Amaize verteidigt stark, Zipser und Lucic mit wichtigen Dreiern – und Seeley nach Belieben

Auch in der zweiten Halbzeit blieben die Münchner wach. Lucic eröffnete mit einem trockenen Dreier und blockte anschließend Polas-Bartolo mit den Fingerspitzen. Reynolds Flugeinlage war die folgende Antwort auf die Bemühungen der Riesen, über einen gut aufgelegten Bottermann den Rückstand zu verringern (56:46/25.). Keine der beiden Mannschaften konnte sich in einem ausgeglichenen dritten Viertel einen Vorteil verschaffen (63:54).

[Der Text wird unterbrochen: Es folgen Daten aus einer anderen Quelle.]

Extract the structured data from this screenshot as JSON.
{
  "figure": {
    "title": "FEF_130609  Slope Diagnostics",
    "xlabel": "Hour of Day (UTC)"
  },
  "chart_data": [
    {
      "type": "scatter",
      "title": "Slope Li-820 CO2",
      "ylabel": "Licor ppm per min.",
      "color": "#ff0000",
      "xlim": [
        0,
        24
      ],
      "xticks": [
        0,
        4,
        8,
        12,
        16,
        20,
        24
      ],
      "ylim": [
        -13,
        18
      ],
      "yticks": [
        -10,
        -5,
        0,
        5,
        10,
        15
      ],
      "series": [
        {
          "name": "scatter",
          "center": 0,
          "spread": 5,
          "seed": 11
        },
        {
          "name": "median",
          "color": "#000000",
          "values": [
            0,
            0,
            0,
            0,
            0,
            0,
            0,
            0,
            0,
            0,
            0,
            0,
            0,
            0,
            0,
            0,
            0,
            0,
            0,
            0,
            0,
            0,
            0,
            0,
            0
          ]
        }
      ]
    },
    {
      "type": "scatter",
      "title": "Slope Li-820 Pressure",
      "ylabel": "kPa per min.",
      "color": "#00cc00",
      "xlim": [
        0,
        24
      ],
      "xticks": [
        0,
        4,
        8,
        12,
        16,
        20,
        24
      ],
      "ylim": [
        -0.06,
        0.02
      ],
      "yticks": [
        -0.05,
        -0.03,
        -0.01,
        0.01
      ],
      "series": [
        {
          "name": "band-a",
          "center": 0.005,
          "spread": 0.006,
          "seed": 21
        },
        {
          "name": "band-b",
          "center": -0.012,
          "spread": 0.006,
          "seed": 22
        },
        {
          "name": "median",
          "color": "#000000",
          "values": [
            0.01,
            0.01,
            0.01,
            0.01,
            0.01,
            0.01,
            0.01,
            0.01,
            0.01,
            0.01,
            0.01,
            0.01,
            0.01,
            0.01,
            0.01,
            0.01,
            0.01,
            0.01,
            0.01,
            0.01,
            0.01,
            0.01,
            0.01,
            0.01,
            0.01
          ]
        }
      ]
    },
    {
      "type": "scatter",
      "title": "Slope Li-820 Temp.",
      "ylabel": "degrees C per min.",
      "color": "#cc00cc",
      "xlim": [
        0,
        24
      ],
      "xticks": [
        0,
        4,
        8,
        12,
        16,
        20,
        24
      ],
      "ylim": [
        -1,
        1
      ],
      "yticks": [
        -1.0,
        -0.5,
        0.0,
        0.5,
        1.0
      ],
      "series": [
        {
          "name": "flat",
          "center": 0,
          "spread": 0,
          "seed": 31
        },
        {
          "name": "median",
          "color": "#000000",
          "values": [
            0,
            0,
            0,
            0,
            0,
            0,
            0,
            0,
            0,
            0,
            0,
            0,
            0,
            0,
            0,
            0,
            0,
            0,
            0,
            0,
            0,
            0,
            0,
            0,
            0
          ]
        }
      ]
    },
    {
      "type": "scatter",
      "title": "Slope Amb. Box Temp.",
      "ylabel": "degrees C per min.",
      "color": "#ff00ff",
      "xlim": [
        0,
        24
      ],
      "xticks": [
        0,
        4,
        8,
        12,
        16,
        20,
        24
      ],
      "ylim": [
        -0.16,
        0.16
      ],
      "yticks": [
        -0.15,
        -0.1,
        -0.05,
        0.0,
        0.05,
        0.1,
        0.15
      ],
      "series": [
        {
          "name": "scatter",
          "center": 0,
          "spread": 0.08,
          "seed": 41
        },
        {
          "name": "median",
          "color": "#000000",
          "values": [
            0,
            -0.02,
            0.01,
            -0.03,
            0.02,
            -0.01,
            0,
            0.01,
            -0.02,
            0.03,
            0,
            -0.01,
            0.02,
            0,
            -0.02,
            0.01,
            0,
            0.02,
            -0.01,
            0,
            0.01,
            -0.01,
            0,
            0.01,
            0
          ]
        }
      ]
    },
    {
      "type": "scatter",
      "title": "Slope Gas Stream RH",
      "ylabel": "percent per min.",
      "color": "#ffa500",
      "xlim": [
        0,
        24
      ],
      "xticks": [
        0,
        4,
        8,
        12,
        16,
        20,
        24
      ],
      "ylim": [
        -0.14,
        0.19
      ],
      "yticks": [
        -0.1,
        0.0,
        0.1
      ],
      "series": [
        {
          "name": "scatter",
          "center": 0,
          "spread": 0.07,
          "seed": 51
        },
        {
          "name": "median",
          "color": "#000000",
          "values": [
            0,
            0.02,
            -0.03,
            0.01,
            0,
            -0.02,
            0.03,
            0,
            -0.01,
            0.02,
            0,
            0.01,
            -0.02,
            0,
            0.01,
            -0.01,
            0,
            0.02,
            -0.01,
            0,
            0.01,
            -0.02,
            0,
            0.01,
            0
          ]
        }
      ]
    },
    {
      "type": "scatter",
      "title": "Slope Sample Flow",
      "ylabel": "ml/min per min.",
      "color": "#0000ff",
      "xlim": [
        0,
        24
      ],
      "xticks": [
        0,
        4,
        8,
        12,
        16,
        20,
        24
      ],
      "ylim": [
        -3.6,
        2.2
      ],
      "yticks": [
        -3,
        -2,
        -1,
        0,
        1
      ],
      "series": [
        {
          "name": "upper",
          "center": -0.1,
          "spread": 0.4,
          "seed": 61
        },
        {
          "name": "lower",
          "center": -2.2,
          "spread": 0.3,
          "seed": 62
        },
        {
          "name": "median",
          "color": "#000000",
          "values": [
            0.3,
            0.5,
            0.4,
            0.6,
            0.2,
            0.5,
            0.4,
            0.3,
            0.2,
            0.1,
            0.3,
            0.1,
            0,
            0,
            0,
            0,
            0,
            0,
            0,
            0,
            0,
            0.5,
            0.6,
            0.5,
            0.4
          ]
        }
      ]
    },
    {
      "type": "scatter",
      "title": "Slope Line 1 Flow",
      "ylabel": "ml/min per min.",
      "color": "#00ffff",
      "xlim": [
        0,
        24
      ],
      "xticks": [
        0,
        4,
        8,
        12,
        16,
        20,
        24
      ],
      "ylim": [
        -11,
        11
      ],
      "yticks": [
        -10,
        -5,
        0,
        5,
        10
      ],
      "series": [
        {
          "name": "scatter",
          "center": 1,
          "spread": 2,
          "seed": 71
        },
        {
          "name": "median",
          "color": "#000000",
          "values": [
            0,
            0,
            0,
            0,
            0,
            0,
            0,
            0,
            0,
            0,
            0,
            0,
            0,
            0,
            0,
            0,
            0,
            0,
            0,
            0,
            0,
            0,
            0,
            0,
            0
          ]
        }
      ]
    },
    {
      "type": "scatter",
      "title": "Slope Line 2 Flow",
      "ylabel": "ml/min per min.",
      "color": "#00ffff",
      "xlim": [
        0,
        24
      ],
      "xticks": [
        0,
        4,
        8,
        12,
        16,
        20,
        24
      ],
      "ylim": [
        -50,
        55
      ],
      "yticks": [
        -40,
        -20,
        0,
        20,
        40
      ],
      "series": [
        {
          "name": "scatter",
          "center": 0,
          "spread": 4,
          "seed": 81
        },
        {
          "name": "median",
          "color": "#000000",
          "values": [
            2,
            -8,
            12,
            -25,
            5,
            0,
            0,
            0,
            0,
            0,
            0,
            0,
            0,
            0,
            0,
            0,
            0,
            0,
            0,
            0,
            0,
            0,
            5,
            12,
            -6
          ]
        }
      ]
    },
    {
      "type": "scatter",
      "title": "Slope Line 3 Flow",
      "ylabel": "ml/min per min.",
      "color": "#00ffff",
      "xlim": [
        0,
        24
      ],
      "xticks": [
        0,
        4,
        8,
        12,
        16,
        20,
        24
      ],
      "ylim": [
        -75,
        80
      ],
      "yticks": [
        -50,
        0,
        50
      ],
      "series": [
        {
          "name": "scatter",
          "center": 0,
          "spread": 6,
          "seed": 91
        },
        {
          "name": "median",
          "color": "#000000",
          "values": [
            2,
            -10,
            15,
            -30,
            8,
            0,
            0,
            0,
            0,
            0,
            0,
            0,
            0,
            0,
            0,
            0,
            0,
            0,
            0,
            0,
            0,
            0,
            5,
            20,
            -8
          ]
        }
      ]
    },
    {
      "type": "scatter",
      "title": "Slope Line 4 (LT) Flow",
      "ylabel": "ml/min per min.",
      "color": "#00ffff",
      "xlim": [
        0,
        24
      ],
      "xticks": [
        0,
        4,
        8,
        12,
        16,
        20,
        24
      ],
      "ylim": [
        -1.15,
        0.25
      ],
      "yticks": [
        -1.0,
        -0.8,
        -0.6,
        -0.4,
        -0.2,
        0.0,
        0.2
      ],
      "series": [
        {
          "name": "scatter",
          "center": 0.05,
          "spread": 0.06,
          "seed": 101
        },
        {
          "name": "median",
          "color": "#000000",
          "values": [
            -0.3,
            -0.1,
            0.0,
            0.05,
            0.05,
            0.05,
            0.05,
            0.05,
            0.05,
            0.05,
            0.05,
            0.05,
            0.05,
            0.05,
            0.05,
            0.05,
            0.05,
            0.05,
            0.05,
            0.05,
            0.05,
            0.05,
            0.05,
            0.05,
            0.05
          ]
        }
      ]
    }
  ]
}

Die Frage nach dem besseren Start in das Schlussviertel war nach rund einer Minute beantwortet - Seeley scorte nach Belieben und erhöhte den Vorsprung mit Hilfe von Reynolds auf 14 Punkte (68:54). Doch Ludwigsburger Topscorer Radebaugh hatte etwas gegen eine Vorentscheidung. Er nahm die Offensive auf seine Schultern und verkürzte wieder auf acht Punkte. Aber wieder waren die Bayern zur Stelle und trafen über Zipser und Lucic auch die schweren Würfe (78:67/36.). Den Gastgebern begann nun die Zeit davonzulaufen. Eine nach wie vor aufmerksame Defensive erstickten die letzten Hoffnungen auf ein Comeback.